Я замер. Сам себя возненавидел.
Я рукописи жёг. Я рвал листы,
Бросал в огонь, и корчились страницы.
Исписаны, исчерчены, густы
Горели дни, воспоминанья, лица.
Я в пепле, Господи, стою перед Тобой.
Я серым стал, от пяток до макушки…
Стою, седой поникнув головой,
Как нищий возле старенькой церквушки…
Не чёрный ворон я, а слабый птах.
Готов я мёрзнуть, погибать от зноя…
Позволь, позволь летать в Твоих садах
Перед Твоей Небесной Белизною…
Мне иногда безразлично,
Что после меня останется.
Ну, кипа бумажек личных,
Да рукопись – бесприданница.
Таланты над головами
Восходят, сверкают, гаснут.
И – забываются нами,
Влюблёнными в новые сказки.
Честнее, труднее, правдивей
Слушать Бога и сердце.
В итоге, толпе на диво,
Не сгинуть, не затереться,
Душу не измурыжив,
Радости чистой дождаться.
И, умирая, выжить.
И от стихов отвязаться.
Торопимся дела доделать.
А их не убывает груда.
Почти не слушается тело,
И слышен зов из Неотсюда.
Спешим, стихи собрав, издаться,
Бумаги разобрать по папкам,
Архив подшить, в шкафах прибраться,
И даже приготовить тапки…
А всё – пустое, прах и пепел.
Успеть простить бы, примириться.
И будет наш отрезок светел.
И, может быть, ещё продлится.
Говорят, мы устали, и много нам лет.
Горсть таблеток на завтрак, и две на обед.

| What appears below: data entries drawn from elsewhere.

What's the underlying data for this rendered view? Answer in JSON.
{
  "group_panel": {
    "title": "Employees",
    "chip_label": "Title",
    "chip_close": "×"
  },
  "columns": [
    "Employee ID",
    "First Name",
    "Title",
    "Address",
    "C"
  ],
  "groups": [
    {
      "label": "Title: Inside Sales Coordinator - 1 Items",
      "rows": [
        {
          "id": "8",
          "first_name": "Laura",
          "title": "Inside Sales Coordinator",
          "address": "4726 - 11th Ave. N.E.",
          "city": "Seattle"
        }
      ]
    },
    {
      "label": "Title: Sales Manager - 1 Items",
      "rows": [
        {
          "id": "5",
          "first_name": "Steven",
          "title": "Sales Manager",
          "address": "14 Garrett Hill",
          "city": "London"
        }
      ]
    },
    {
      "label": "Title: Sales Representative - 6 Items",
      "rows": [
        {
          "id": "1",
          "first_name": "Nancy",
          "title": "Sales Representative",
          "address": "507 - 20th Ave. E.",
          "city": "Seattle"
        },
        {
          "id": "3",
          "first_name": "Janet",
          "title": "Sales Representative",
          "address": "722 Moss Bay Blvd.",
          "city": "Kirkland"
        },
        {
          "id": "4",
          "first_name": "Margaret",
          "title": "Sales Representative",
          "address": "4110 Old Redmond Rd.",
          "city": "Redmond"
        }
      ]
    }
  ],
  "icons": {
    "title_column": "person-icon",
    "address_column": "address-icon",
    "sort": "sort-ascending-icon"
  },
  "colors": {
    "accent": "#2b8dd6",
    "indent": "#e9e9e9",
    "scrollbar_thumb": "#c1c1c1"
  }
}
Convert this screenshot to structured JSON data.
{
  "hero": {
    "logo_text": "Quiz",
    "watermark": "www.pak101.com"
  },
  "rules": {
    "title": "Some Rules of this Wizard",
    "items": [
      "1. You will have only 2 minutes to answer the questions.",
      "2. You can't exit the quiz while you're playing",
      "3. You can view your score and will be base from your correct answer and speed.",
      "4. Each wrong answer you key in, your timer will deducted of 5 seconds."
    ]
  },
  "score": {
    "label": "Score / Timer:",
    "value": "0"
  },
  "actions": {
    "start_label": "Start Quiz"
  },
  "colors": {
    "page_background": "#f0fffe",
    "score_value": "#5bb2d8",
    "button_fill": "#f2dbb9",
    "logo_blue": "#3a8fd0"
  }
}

Голова поседела, читать тяжело -
Видно, надо в очках посильнее стекло.
Что сказали вы? Ась?.. И походка слаба…
Отступаем, сдаёмся. Короче – труба.
Но слабеющим слухом мы слышим порой
Шелест крыльев – проносится ангелов рой…
Слеповатые, видим на лицах следы
Ран душевных, и линии прошлой беды.
Ослабевшие, можем мы руку подать…
И уже не людского страшимся суда.
Солнце радует нас, не печалит луна.
Получается, старость – открытий полна.
Пережитого кадры – немое кино…
Объясняется смысл, обнажается дно…
Чемоданы обид и оплошностей кладь
Разобрать бы успеть… То, что занял – отдать…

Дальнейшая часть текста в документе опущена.